Paid parking for tourists mooted
Higher tramping hut fees for tourists are coming and car park charges could follow, to help pay for ballooning tourism on conservation land.
A record 1.75 million international tourists visited New Zealand’s national parks in the past year, with numbers soaring by up to a third at hotspots such as Aoraki/ Mt Cook’s Hooker Valley and Wanaka’s Roys Peak track.
Tourists waited half an hour for a car park at Franz Josef Glacier and queued for 40 minutes for photos at Roys Peak. The Conservation Department had to employ parking attendants at Cape Reinga and spent $155,000 on road management at the Tongariro Alpine Crossing.
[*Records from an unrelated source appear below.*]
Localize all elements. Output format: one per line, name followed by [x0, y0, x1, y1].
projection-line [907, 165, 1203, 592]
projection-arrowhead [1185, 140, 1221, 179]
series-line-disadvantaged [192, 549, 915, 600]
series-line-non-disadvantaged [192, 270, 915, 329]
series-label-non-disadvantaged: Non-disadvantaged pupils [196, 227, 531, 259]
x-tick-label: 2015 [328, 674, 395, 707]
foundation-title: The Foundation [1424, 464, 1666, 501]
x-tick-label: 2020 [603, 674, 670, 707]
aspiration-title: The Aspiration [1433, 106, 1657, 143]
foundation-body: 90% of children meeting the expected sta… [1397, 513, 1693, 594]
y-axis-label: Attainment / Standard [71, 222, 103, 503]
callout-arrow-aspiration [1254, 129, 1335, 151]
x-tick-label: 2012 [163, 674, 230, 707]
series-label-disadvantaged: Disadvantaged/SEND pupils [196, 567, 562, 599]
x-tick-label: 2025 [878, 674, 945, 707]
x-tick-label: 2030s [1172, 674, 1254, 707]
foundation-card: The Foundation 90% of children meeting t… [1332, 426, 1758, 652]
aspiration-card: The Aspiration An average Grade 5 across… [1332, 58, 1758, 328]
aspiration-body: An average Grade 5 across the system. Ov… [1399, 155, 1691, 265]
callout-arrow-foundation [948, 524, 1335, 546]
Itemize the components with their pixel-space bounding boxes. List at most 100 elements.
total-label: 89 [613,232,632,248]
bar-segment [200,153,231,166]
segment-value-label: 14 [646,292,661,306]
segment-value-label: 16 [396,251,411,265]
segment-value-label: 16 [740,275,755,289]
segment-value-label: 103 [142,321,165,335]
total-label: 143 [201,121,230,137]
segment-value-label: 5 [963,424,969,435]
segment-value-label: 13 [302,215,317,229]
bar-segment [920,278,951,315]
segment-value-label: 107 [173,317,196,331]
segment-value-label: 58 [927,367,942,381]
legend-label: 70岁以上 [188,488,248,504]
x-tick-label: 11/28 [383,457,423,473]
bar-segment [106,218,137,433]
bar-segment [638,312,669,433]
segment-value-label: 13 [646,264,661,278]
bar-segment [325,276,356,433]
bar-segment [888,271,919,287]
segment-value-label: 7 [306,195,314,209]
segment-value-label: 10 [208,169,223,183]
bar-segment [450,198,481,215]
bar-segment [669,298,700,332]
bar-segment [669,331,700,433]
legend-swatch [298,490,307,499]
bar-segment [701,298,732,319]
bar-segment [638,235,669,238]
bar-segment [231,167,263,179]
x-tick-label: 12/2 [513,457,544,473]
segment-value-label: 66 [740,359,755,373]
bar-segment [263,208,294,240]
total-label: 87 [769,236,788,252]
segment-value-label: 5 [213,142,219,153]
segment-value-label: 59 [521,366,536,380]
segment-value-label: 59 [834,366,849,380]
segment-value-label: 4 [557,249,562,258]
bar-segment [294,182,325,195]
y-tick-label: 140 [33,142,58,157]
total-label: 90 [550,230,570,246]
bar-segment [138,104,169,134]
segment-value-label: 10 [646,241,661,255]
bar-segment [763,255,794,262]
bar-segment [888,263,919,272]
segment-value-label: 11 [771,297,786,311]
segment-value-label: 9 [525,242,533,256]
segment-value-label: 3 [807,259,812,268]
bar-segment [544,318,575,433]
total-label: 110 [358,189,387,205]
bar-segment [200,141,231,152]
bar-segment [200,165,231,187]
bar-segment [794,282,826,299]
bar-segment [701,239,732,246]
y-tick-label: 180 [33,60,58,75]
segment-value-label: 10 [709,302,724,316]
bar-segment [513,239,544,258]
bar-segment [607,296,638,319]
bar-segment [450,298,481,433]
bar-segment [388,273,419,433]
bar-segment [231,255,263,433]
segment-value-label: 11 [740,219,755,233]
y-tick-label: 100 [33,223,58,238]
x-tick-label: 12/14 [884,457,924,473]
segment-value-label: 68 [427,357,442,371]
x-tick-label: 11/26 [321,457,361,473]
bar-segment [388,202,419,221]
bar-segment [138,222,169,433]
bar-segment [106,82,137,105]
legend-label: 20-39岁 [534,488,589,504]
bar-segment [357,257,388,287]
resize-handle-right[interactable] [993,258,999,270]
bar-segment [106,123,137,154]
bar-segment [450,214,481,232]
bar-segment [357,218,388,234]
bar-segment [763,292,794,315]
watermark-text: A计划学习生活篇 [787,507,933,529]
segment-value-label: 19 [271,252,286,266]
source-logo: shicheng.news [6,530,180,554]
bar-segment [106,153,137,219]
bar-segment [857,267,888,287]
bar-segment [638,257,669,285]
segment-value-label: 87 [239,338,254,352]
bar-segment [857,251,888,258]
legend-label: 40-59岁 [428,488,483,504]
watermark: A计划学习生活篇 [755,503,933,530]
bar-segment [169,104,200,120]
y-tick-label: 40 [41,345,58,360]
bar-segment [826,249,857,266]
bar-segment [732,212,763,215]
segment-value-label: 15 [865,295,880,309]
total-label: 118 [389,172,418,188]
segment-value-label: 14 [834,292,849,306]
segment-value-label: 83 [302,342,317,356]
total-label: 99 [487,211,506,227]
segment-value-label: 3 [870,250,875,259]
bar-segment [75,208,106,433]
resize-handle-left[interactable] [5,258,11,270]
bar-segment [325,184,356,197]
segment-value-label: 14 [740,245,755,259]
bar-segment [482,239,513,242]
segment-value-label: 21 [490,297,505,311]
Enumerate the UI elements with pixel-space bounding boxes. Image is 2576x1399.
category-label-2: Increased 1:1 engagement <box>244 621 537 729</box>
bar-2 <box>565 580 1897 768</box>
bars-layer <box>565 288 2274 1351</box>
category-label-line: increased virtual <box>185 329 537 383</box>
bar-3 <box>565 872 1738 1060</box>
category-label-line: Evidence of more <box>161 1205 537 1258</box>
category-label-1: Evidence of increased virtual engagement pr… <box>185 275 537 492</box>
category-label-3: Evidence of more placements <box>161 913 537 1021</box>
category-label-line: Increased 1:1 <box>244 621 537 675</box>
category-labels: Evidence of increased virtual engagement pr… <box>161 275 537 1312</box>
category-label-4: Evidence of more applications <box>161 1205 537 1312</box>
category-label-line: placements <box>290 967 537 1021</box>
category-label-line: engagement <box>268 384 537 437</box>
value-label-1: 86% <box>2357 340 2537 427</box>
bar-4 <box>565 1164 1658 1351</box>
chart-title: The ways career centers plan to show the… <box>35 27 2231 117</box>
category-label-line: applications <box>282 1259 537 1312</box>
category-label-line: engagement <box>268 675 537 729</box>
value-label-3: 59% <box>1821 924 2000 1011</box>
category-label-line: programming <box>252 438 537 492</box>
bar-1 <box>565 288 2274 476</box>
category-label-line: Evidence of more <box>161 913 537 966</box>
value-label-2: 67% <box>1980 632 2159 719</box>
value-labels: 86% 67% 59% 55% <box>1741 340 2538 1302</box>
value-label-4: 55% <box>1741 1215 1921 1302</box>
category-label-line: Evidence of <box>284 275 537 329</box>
Conservation Minister Eugenie Sage is expected to announce this weekend that international tourists will payer higher hut fees for some walks, to help fund tourist infrastructure. Even the country’s nine Great Walks don’t pay their way, costing about $2m more to maintain than they generate in hut fees – and she expected that to change.
Sage rated tourism pressures on conservation land as an 8 out of 10 problem. While she did not believe New Zealand had too many tourists, they needed to be better spread and better managed, and DOC needed to recoup more of the cost of visitor management, she said.
DOC has been upgrading its booking system to allow differential pricing, probably based on an honesty system of walkers entering their street address.
It’s not yet clear where and how the higher fees will apply. Documents show DOC has investigated differential hut fees for both Great Walks and the backcountry hut pass used by many backpackers, which currently costs $122 for a year’s unlimited access.
Sage also signalled more huts would be added to the booking system to help manage over-crowding in other areas, potentially expanding the scope for differential pricing. Documents show DOC has considered adding 116 extra wardenmanaged camps and huts to the booking system, to raise an extra $1.5m a year.
Tourism Minister Kelvin Davis has already announced plans for a border levy, which most conservation advocates support as the easiest option to increase visitor funding for tourism infrastructure.
Forest and Bird advocacy manager Kevin Hackwell said the levy should be high enough to deter budget travellers, to quell New Zealand’s ‘‘mindless model’’ of unbridled tourism growth.
‘‘The industry have got it wrong. They are absolutely at risk of killing the goose that’s laying the golden egg.’’
Tourism Industry Aotearoa boss Chris Roberts was wary of a border levy as it could unfairly tax businesspeople, but supported differential pricing and an overhaul of DOC’s charging system.
Documents show DOC is also considering $10 or $15 car park charges to manage traffic chaos in places such as Punakaiki and Franz Josef Glacier.
Federated Mountain Clubs president Peter Wilson opposed parking charges but said New Zealand needed to find a way to curb unsustainable growth.
‘‘There’s a limit to what we can physically have, and then there’s a limit to what people accept.’’
Punakaiki businessman Patrick Volk dismissed car park charges as ‘‘really stupid’’, as they would leave tourists feeling ripped off.
‘‘There is nothing left on the West Coast except tourism. If we muck it up then we have a huge problem.’’
He called instead for DOC to charge for the Pancake Rocks walk itself. Other tourism operators and conservationists also called for charges for national parks or day walks, but legislation currently prevents charging for access to conservation land and Sage has ruled out a law change.